I also have a tube condenser (with a "Made in West Germany" NOS triode in it). It is the MXL-V69ME (I swapped out the Made in China triode which did affect the quality of the audio).
What I am writing above is really an oversimplification and based only on my set-up, antenna, audio chain etc., but I have put an array of mics through their paces and have so far always arrived at the same "conclusion." I have also used some pretty good dynamic mics, including RE-20 and PR-40, but for me, my choice is a condenser as it appears to be able to "re-voice" my voice in a way that I like (and many others it would seem).

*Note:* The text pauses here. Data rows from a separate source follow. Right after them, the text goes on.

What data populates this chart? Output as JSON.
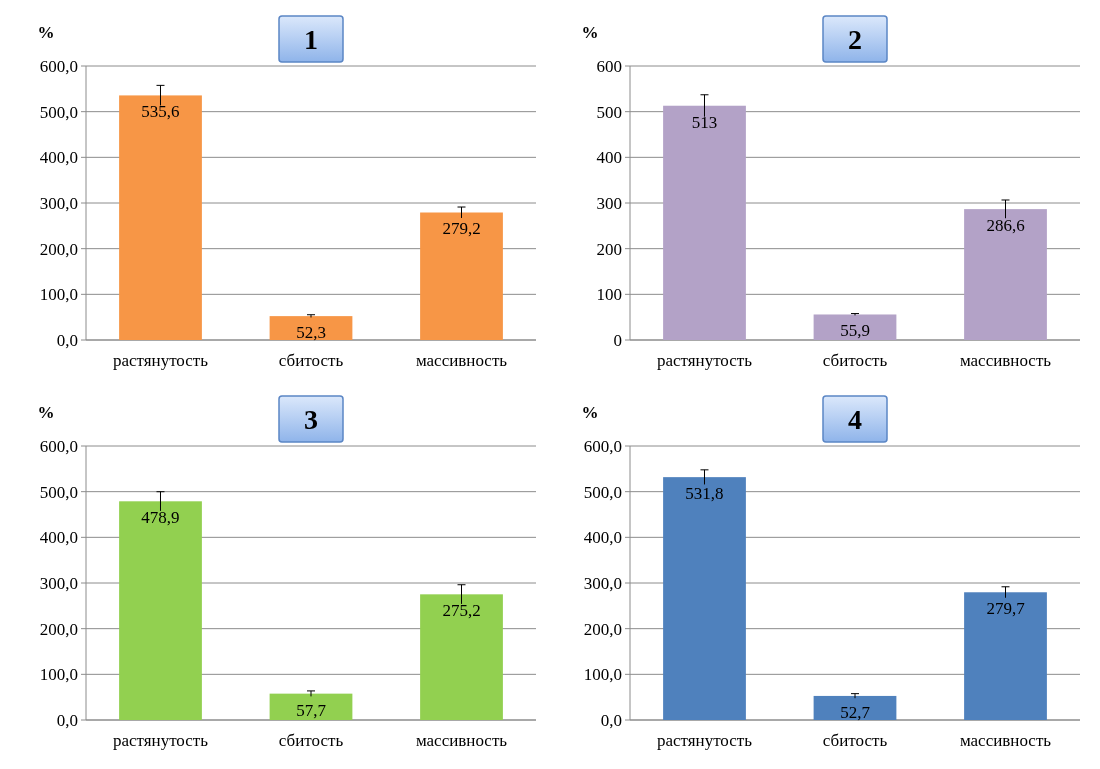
{
  "chart_data": [
    {
      "type": "bar",
      "title": "1",
      "ylabel": "%",
      "categories": [
        "растянутость",
        "сбитость",
        "массивность"
      ],
      "values": [
        535.6,
        52.3,
        279.2
      ],
      "errors": [
        22,
        3,
        12
      ],
      "value_labels": [
        "535,6",
        "52,3",
        "279,2"
      ],
      "color": "#f79646",
      "ylim": [
        0,
        600
      ],
      "yticks": [
        {
          "value": 0,
          "label": "0,0"
        },
        {
          "value": 100,
          "label": "100,0"
        },
        {
          "value": 200,
          "label": "200,0"
        },
        {
          "value": 300,
          "label": "300,0"
        },
        {
          "value": 400,
          "label": "400,0"
        },
        {
          "value": 500,
          "label": "500,0"
        },
        {
          "value": 600,
          "label": "600,0"
        }
      ],
      "grid": "y"
    },
    {
      "type": "bar",
      "title": "2",
      "ylabel": "%",
      "categories": [
        "растянутость",
        "сбитость",
        "массивность"
      ],
      "values": [
        513,
        55.9,
        286.6
      ],
      "errors": [
        24,
        2,
        20
      ],
      "value_labels": [
        "513",
        "55,9",
        "286,6"
      ],
      "color": "#b3a2c7",
      "ylim": [
        0,
        600
      ],
      "yticks": [
        0,
        100,
        200,
        300,
        400,
        500,
        600
      ],
      "grid": "y"
    },
    {
      "type": "bar",
      "title": "3",
      "ylabel": "%",
      "categories": [
        "растянутость",
        "сбитость",
        "массивность"
      ],
      "values": [
        478.9,
        57.7,
        275.2
      ],
      "errors": [
        21,
        6,
        21
      ],
      "value_labels": [
        "478,9",
        "57,7",
        "275,2"
      ],
      "color": "#92d050",
      "ylim": [
        0,
        600
      ],
      "yticks": [
        {
          "value": 0,
          "label": "0,0"
        },
        {
          "value": 100,
          "label": "100,0"
        },
        {
          "value": 200,
          "label": "200,0"
        },
        {
          "value": 300,
          "label": "300,0"
        },
        {
          "value": 400,
          "label": "400,0"
        },
        {
          "value": 500,
          "label": "500,0"
        },
        {
          "value": 600,
          "label": "600,0"
        }
      ],
      "grid": "y"
    },
    {
      "type": "bar",
      "title": "4",
      "ylabel": "%",
      "categories": [
        "растянутость",
        "сбитость",
        "массивность"
      ],
      "values": [
        531.8,
        52.7,
        279.7
      ],
      "errors": [
        16,
        5,
        12
      ],
      "value_labels": [
        "531,8",
        "52,7",
        "279,7"
      ],
      "color": "#4f81bd",
      "ylim": [
        0,
        600
      ],
      "yticks": [
        {
          "value": 0,
          "label": "0,0"
        },
        {
          "value": 100,
          "label": "100,0"
        },
        {
          "value": 200,
          "label": "200,0"
        },
        {
          "value": 300,
          "label": "300,0"
        },
        {
          "value": 400,
          "label": "400,0"
        },
        {
          "value": 500,
          "label": "500,0"
        },
        {
          "value": 600,
          "label": "600,0"
        }
      ],
      "grid": "y"
    }
  ]
}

I am also now looking at another condenser that appears to have the kind of audio straight out the mic that may not necessitate using any EQ'ing at all. That would be my preference frankly. My goal (it has evolved over the past 4 years) is to generate audio that sounds natural given that my TX bandwidth is max 3.5 kHz, but I am on 3 kHz bandwidth most of the time. I do like the low-end, but given the TX band-width limitation I have, too much in the lows part of the audio spectrum will render my audio sort of "woolly" and "mushy" with the intelligibility not being where it should be.
We all know that audio is highly subjective a matter and what your goal is may also differ from that others have set for themselves so this isn't a "cut-and-dried" type topic to say the least
Also, depending on the TX bandwidth, we're really looking at a completely different pair of boots.....errr, mics
I better stop spending more time on this or I will end up sounding really "odd!"